Here’s what he should have said: “I applaud President Bush for opposing any attempt at appeasement of terrorists. I agree with him completely that those who negotiate from weakness will accomplish nothing. Fortunately, when I am President I will talk to them from a position of strength, demanding that they comply with the rules of civilized behavior and put an end to terrorism. There is a middle way between blind war and mindless appeasement — it is negotiation with a credible threat of force. What Republican President Theodore Roosevelt said: Speak softly and carry a big stick. Appeasers have no stick. President Bush has nothing but the stick.”

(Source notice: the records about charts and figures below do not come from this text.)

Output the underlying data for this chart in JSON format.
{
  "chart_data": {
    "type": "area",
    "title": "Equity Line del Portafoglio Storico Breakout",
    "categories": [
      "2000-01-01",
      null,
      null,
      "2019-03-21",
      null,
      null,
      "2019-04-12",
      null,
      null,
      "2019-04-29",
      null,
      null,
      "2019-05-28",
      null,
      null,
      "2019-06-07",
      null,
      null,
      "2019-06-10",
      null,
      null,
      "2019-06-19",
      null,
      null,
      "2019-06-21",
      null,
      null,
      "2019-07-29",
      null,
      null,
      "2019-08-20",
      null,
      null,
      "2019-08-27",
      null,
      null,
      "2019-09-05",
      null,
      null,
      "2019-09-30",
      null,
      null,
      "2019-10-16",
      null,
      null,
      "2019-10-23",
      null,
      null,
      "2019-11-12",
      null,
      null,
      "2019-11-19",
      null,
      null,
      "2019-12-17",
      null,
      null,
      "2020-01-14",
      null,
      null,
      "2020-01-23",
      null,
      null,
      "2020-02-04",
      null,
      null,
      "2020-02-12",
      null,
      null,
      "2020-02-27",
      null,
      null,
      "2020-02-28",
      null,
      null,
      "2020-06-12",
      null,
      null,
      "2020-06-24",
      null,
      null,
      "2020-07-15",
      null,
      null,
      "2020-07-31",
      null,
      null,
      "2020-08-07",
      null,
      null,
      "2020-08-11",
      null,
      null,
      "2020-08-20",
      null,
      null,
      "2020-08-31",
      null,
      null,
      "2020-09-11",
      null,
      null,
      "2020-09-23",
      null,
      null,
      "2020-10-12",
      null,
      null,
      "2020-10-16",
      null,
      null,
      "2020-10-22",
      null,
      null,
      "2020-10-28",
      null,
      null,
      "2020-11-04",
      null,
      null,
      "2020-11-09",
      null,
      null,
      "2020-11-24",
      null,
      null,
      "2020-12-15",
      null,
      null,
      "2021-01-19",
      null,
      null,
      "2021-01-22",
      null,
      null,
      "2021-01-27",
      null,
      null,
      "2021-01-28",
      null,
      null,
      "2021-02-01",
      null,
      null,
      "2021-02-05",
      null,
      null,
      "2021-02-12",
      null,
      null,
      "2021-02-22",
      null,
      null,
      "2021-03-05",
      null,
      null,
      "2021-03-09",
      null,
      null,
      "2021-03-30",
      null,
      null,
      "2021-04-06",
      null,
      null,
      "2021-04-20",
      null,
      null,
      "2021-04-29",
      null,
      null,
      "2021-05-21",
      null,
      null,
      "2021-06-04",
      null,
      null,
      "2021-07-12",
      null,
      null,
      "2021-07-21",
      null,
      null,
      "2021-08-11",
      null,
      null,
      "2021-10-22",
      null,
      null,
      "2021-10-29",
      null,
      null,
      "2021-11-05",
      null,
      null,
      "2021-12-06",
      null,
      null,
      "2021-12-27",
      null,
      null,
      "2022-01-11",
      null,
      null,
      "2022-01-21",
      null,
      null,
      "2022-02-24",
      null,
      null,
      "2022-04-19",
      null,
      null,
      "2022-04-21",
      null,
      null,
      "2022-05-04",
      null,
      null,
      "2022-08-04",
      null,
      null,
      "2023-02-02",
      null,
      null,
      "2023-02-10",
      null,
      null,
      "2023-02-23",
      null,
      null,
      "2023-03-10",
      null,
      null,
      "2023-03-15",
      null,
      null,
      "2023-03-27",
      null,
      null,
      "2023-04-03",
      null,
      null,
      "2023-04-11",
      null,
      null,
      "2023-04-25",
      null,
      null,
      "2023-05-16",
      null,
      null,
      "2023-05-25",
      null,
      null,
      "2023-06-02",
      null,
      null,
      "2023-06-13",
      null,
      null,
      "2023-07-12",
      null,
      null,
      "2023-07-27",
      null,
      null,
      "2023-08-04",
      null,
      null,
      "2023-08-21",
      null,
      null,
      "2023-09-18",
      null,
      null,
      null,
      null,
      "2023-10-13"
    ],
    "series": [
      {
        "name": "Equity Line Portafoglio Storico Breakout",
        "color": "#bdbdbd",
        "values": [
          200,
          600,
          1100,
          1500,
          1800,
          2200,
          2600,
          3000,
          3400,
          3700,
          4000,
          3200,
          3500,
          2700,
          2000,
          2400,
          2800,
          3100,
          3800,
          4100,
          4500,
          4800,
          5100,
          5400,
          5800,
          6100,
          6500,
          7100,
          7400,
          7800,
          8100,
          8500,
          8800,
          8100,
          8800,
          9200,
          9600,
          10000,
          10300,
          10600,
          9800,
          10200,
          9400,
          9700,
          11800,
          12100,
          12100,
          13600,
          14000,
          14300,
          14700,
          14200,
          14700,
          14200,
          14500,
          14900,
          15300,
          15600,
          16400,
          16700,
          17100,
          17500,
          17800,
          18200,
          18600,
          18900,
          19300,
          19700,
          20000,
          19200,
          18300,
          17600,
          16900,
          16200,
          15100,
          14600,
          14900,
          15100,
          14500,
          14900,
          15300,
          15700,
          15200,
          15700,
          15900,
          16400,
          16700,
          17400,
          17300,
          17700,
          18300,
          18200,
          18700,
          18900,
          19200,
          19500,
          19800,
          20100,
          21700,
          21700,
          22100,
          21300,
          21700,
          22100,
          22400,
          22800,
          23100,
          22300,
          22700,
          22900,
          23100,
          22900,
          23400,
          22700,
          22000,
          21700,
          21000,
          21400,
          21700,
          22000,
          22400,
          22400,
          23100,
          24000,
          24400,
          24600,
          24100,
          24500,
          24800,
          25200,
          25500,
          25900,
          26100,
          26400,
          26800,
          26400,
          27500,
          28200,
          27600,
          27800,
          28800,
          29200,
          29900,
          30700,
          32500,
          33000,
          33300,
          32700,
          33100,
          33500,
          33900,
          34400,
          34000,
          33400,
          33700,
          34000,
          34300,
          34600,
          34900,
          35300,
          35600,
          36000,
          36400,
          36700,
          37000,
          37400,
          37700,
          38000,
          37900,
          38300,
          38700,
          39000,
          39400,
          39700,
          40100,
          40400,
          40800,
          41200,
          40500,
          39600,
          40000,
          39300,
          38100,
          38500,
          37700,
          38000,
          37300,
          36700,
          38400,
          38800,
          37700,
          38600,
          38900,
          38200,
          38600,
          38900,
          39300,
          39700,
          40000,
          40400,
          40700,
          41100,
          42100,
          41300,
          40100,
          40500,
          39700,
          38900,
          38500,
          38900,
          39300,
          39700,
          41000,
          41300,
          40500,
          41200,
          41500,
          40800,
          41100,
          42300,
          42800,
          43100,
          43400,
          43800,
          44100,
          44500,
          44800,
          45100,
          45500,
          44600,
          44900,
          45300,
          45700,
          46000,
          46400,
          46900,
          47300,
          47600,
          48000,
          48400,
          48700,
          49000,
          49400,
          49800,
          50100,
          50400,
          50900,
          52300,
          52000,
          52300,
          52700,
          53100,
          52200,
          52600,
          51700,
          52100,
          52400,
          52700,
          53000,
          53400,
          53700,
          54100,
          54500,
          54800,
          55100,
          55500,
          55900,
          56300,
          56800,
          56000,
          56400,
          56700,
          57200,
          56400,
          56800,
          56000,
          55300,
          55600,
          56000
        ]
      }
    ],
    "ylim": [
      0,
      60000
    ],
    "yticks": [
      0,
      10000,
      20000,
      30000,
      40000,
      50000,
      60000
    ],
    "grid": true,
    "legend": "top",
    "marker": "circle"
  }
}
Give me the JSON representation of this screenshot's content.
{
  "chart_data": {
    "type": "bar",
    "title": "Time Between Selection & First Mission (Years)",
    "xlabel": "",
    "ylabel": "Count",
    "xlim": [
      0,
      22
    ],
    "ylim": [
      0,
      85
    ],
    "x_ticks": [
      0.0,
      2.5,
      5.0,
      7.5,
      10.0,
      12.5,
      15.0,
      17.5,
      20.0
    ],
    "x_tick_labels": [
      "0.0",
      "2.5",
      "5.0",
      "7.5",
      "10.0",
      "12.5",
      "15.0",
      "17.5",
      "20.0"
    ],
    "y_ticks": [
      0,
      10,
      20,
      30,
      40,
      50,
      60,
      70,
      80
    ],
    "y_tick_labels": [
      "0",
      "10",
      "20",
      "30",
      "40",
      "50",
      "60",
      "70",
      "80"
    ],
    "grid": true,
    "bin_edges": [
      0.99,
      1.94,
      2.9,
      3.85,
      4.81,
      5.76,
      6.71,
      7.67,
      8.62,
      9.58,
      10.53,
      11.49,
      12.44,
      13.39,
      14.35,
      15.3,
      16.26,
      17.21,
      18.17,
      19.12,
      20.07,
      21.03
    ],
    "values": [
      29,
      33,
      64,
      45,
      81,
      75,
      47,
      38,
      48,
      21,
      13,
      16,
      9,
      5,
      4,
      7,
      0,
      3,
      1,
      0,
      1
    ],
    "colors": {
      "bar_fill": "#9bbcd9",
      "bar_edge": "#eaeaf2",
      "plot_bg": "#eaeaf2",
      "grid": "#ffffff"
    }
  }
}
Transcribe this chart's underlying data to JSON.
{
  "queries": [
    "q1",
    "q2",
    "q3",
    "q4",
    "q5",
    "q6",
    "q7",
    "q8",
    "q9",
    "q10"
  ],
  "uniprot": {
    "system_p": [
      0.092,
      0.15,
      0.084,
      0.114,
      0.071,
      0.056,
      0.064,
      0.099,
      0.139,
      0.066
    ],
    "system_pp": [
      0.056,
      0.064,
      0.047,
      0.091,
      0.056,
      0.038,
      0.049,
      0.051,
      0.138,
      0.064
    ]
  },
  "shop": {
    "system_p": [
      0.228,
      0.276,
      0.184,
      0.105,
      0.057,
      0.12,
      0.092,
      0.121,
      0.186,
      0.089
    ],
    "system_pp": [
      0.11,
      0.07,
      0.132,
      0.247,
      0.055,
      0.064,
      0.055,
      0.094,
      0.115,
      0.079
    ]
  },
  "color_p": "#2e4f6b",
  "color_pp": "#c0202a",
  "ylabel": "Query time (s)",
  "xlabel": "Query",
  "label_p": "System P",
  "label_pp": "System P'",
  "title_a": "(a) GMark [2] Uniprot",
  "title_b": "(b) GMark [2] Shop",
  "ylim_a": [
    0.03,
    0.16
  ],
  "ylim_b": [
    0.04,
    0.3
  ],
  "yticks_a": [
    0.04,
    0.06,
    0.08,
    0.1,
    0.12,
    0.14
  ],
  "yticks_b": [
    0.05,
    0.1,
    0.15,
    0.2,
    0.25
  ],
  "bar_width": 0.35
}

The whole column is worth a read.
A quick look at recent history will show that negotiating with terrorists won’t work. We have spent decades trying to negotiate with Islamic radicals. Israel has consistently tried to negotiate with Palestinian terrorists. Every negotiation that ended with a temporary peace saw that peace end when the terrorists broke their part of the bargain, not the other way around.
Still, there is a possibility that Bush’s successor would be able to negotiate peace, at least temporarily. This would have been possible not in spite of Bush’s actions during his term of office, but because of his actions. Having seen an America that was willing to use force if it was necessary, terrorists (or, more accurately, the states that harbor and support them) may have been willing to stick to a peace agreement, at least temporarily.
The problem is that, if Obama is Bush’s successor, he will not be able to negotiate that peace. McCain might be, and even Clinton would have a faint hope of it, but Obama has made it perfectly clear that he opposes the use of force in any situation. Card quotes a memo written by Abraham Lincoln at a time when it appeared his opponent, who had run on a platform of negotiating with the South, was likely to win. Lincoln wrote that, should his opponent win, he would “have secured his election on such ground that he [could not] possibly save [the Union] afterward.”
If Obama is ultimately the Democratic nominee and, later, our next President, his election will be on grounds that will almost certainly make a negotiated peace an impossibility. Ironically enough, electing the candidate whose platform is most opposed to the War on Terror is the most likely path to a more horrific war.